A quel niveau est pratiqué l’entrisme du monde des affaires vers le monde politique ? Jusqu’où les entreprises ont-elles infiltrées les Etats ? A quel degré leurs intérêts, souvent contradictoires, se sont-ils emmêlés ? La démocratie permet-elle vraiment l’autodétermination ? Pourrions-nous installer un gouvernement vertueux, issu de la société civile, porteur d’un programme de ce type, sans nous heurter à des forces insurmontables ? Quel est le degré de notre liberté ? Une expérience de ce type aurait la vertu de nous le révéler. Notre prison, si elle existe, est invisible. Nous nous sentons libres tant que nous ne tentons pas de quitter son périmètre. Telle est la nature du totalitarisme moderne, s’il existe.
Les vieilles dictatures qui assurent leur règne par la force directe appartiennent à un ordre ancien, et les démocraties occidentales ne manquant pas une occasion de le leur rappeler : elles somment les Birmans d’éviter le bain de sang, elles stigmatisent Saddam Hussein ou elles grommellent timidement face à Poutine. Pourtant le système de la dictature démocratique, s’il existe vraiment, s’avère franchement plus élaboré, plus fin et plus efficace. C’est la dictature furtive, la prison immatérielle. Ni mur ni barbelé : une ligne blanche tracé sur le sol. L’ailleurs, les extrêmes, l’irraisonnable d’un côté - presque tout le monde de l’autre : valets zélés, enthousiastes naïfs, castrés aux ordres, opposants déterminés ou hystériques, criminels, flippés, déviants, dépendants et déprimés, névrosés ou extasiés... Qui oserait franchir la ligne ? Qui se risquerait à imaginer loin, à ouvrir les horizons, à repenser les dogmes, à effacer les axiomes ? Au mieux c’est la raillerie générale, au pire la prison. C’est Governatori ou c’est Denis Robert.
Quelle finesse ! Quelle beauté recèle cette nouvelle modernité ! Quel millénaire les enfants ! Plus besoin de réprimer, il suffit de savoir guider, de savoir utiliser l’instinct grégaire. Comme il est difficile de soutenir un avis seul contre tous. Avez-vous remarqué comme les choses se compliquent en fonction du rapport de force ? Il suffit de savoir placer les idées dans les têtes. Forger l’opinion publique. Voilà la clé de voûte.
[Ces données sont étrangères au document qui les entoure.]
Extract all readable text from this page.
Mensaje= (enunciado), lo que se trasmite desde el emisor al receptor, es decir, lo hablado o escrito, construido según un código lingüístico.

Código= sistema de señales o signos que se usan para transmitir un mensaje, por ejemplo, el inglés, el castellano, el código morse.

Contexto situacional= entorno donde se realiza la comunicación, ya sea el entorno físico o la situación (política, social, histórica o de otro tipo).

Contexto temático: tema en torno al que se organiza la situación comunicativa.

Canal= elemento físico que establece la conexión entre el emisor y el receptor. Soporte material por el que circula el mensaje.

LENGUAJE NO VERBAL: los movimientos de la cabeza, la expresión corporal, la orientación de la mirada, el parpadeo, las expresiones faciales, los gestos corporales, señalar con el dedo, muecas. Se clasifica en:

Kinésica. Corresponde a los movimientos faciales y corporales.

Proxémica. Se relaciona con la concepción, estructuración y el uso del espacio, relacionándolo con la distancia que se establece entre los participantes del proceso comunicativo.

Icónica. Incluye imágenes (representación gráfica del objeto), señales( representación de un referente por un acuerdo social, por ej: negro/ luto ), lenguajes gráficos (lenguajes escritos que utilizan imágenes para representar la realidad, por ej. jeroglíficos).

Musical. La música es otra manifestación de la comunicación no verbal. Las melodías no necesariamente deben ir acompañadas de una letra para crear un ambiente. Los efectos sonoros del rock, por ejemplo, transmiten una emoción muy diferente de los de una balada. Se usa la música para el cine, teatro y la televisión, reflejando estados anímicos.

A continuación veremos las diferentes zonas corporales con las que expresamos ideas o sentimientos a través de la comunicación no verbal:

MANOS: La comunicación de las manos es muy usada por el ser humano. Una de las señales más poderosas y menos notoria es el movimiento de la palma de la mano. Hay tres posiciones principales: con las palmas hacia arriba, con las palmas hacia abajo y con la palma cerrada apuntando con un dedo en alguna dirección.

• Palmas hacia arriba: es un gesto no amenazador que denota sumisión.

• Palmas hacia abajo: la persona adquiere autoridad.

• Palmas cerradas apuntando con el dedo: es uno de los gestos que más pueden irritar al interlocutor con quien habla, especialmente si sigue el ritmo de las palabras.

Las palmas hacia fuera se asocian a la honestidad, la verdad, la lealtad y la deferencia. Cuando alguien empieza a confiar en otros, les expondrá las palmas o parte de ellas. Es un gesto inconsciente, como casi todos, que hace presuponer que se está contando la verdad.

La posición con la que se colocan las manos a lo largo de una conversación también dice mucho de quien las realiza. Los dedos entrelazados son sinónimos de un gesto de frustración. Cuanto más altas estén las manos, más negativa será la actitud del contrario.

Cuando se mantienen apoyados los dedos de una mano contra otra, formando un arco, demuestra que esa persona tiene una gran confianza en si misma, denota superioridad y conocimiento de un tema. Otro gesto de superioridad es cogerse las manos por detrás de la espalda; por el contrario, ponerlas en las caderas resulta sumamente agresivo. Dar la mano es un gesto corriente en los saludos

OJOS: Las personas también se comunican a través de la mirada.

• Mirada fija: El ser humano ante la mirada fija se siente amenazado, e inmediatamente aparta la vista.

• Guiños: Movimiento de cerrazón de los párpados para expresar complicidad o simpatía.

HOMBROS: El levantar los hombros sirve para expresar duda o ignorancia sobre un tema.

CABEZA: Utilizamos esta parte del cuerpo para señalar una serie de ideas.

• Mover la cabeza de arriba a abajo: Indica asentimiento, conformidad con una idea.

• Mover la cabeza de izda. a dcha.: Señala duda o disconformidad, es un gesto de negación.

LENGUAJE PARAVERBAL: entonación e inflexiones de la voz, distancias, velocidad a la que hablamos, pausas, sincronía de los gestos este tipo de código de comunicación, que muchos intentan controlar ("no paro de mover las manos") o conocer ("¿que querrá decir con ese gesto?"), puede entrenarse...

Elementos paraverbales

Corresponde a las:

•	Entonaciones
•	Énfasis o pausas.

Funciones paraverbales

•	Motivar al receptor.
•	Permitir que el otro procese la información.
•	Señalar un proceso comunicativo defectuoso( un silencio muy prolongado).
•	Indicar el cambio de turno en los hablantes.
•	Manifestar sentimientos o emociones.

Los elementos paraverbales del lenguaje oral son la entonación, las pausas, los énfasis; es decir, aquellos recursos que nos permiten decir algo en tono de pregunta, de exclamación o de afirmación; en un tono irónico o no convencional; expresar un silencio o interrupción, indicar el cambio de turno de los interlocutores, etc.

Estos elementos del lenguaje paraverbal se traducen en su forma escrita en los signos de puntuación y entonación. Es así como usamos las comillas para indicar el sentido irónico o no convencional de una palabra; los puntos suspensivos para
Nous aurions besoin d’un homme et d’un mouvement qui aient la force et la grandeur de gouverner avec une vision qui porte loin, et un courage de nature à ne pas plier face aux lobbies. Nous sentons tous cela, mais le regard doit être aiguisé pour distinguer le vrai du faux, le trompe-l’œil du réel. Voilà encore une fibre sur laquelle a su jouer, consciemment ou non, notre nouveau président.